Department of Women's and Children's Health (IMCH), Uppsala University Hospital, 75185 Uppsala, Sweden.
Soc Sci Med. 2012 Dec;75(11):2028-36. doi: 10.1016/j.socscimed.2012.08.010. Epub 2012 Aug 21.
Women from high-mortality settings in sub-Saharan Africa can remain at risk for adverse maternal outcomes even after migrating to low-mortality settings. To conceptualise underlying socio-cultural factors, we assume a 'maternal migration effect' as pre-migration influences on pregnant women's post-migration care-seeking and consistent utilisation of available care. We apply the 'three delays' framework, developed for low-income African contexts, to a high-income western scenario, and aim to identify delay-causing influences on the pathway to optimal facility treatment. We also compare factors influencing the expectations of women and maternal health providers during care encounters. In 2005-2006, we interviewed 54 immigrant African women and 62 maternal providers in greater London, United Kingdom. Participants were recruited by snowball and purposive sampling. We used a hermeneutic, naturalistic study design to create a qualitative proxy for medical anthropology. Data were triangulated to the framework and to the national health system maternity care guidelines. This maintained the original three phases of (1) care-seeking, (2) facility accessibility, and (3) receipt of optimal care, but modified the framework for a migration context. Delays to reciprocal care encounters in Phase 3 result from Phase 1 factors of 'broken trust, which can be mutually held between women and providers. An additional factor is women's 'negative responses to future care', which include rationalisations made during non-emergency situations about future late-booking, low-adherence or refusal of treatment. The greatest potential for delay was found during the care encounter, suggesting that perceived Phase 1 factors have stronger influence on Phase 3 than in the original framework. Phase 2 'language discordance' can lead to a 'reliance on interpreter service', which can cause delays in Phase 3, when 'reciprocal incongruent language ability' is worsened by suboptimal interpreter systems. 'Non-reciprocating care conceptualisations', 'limited system-level care guidelines', and 'low staff levels' can additionally delay timely care in Phase 3.

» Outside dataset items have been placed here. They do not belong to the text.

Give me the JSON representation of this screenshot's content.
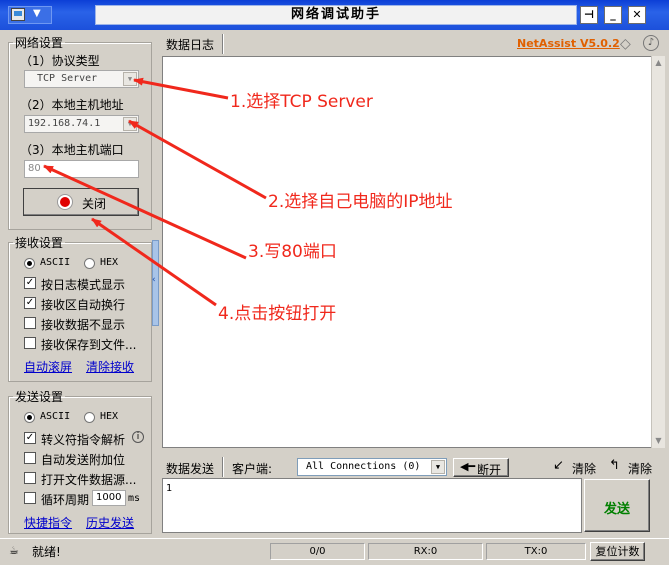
{
  "window": {
    "title": "网络调试助手"
  },
  "network": {
    "legend": "网络设置",
    "protocol_label": "（1）协议类型",
    "protocol_value": "TCP Server",
    "host_label": "（2）本地主机地址",
    "host_value": "192.168.74.1",
    "port_label": "（3）本地主机端口",
    "port_value": "80",
    "toggle_label": "关闭"
  },
  "receive": {
    "legend": "接收设置",
    "ascii": "ASCII",
    "hex": "HEX",
    "options": [
      "按日志模式显示",
      "接收区自动换行",
      "接收数据不显示",
      "接收保存到文件..."
    ],
    "checked": [
      true,
      true,
      false,
      false
    ],
    "auto_clear": "自动滚屏",
    "clear": "清除接收"
  },
  "send_settings": {
    "legend": "发送设置",
    "ascii": "ASCII",
    "hex": "HEX",
    "options": [
      "转义符指令解析",
      "自动发送附加位",
      "打开文件数据源...",
      "循环周期"
    ],
    "checked": [
      true,
      false,
      false,
      false
    ],
    "period_value": "1000",
    "period_unit": "ms",
    "quick_cmd": "快捷指令",
    "history": "历史发送"
  },
  "log": {
    "tab_label": "数据日志",
    "brand": "NetAssist V5.0.2"
  },
  "send": {
    "tab_label": "数据发送",
    "client_label": "客户端:",
    "client_value": "All Connections (0)",
    "disconnect": "断开",
    "clear1": "清除",
    "clear2": "清除",
    "input_value": "1",
    "send_button": "发送"
  },
  "status": {
    "ready": "就绪!",
    "count": "0/0",
    "rx": "RX:0",
    "tx": "TX:0",
    "reset": "复位计数"
  },
  "annotations": {
    "step1": "1.选择TCP Server",
    "step2": "2.选择自己电脑的IP地址",
    "step3": "3.写80端口",
    "step4": "4.点击按钮打开"
  },
  "colors": {
    "annotation_red": "#f0281c",
    "brand_orange": "#e06000",
    "send_green": "#008000",
    "link_blue": "#0000cc"
  }
}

来自撒哈拉以南非洲高死亡率环境的女性,即使移民到低死亡率环境中,仍可能面临不良产妇结局的风险。为了概念化潜在的社会文化因素,我们假设存在“产妇迁移效应”,即迁移前对孕妇迁移后寻求医疗照顾和持续利用现有医疗服务的影响。我们将适用于低收入非洲背景的“三个延迟”框架应用于高收入的西方情景,并旨在确定导致产妇寻求最优医疗服务过程中出现延迟的因素。我们还比较了影响女性和产妇保健提供者在医疗照护接触期间的期望的因素。2005-2006 年,我们在英国伦敦大都会区采访了 54 名移民非洲妇女和 62 名产妇保健提供者。参与者是通过滚雪球和目的性抽样招募的。我们使用解释学、自然主义研究设计,为医学人类学创建了一个定性代理。数据与框架和国家卫生系统产妇保健指南进行三角分析。这保持了(1)寻求医疗照顾、(2)获得医疗设施的便利性、(3)获得最优医疗照顾的原框架的三个阶段,但对迁移背景下的框架进行了修改。第三阶段的相互照顾接触延迟是由第一阶段的“信任破裂”因素引起的,这种信任破裂可能在妇女和提供者之间相互存在。另一个因素是妇女“对未来医疗照顾的负面反应”,其中包括在非紧急情况下对未来预约推迟、低遵从性或拒绝治疗的合理化。在照顾接触期间发现最大的延迟潜力,这表明感知到的第一阶段因素对第三阶段的影响比原始框架更大。第二阶段的“语言不和谐”可能导致“依赖口译服务”,这可能会在第三阶段造成延迟,当“相互不一致的语言能力”因口译系统不佳而恶化时。“非互惠性医疗照顾概念化”、“有限的系统层面医疗照顾指南”和“低员工水平”也可能在第三阶段延迟及时医疗照顾。